Question écrite n° 06220 de M. Jean Louis Masson (Moselle - NI)

publiée dans le JO Sénat du 19/07/2018 - page 3542

M. Jean Louis Masson attire l'attention de M. le ministre de l'action et des comptes publics sur le fait que la notion de résidence secondaire est appliquée de manière très extensive par les services fiscaux. Dans le langage courant, une résidence secondaire est essentiellement un lieu utilisé pour les vacances. Par contre, pour les services fiscaux, une résidence secondaire est toute résidence qui n'est pas principale.
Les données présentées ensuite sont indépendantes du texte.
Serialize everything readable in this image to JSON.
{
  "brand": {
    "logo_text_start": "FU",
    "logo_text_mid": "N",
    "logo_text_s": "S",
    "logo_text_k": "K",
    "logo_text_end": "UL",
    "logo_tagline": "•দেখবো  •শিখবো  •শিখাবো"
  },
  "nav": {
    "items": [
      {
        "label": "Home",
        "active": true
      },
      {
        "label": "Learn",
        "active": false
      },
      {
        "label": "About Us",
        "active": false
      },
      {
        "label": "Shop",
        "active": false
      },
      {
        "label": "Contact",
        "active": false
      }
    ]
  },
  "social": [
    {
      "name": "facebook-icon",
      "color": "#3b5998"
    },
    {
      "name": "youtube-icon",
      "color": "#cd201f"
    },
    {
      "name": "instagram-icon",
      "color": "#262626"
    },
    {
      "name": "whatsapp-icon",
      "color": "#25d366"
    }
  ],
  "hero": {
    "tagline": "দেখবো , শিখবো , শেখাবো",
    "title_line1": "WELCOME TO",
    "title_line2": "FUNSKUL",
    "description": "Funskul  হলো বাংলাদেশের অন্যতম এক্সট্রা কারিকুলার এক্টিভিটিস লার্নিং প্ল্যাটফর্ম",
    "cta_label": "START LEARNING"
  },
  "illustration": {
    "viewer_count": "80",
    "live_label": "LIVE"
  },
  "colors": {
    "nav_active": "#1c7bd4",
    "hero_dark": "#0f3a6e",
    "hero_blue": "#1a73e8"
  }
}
De ce fait, un salarié qui doit passer toute la semaine loin de son foyer (par exemple comme célibataire géographique) et qui doit pour son travail louer un studio, est taxé sur ce studio au même titre que s'il s'agissait d'une résidence secondaire. Il lui demande s'il n'y a pas une certaine injustice en la matière car manifestement, il ne s'agit pas réellement d'une résidence secondaire. Le problème est d'autant plus important qu'au cours des prochaines années, la taxe d'habitation sur les résidences principales sera totalement supprimée.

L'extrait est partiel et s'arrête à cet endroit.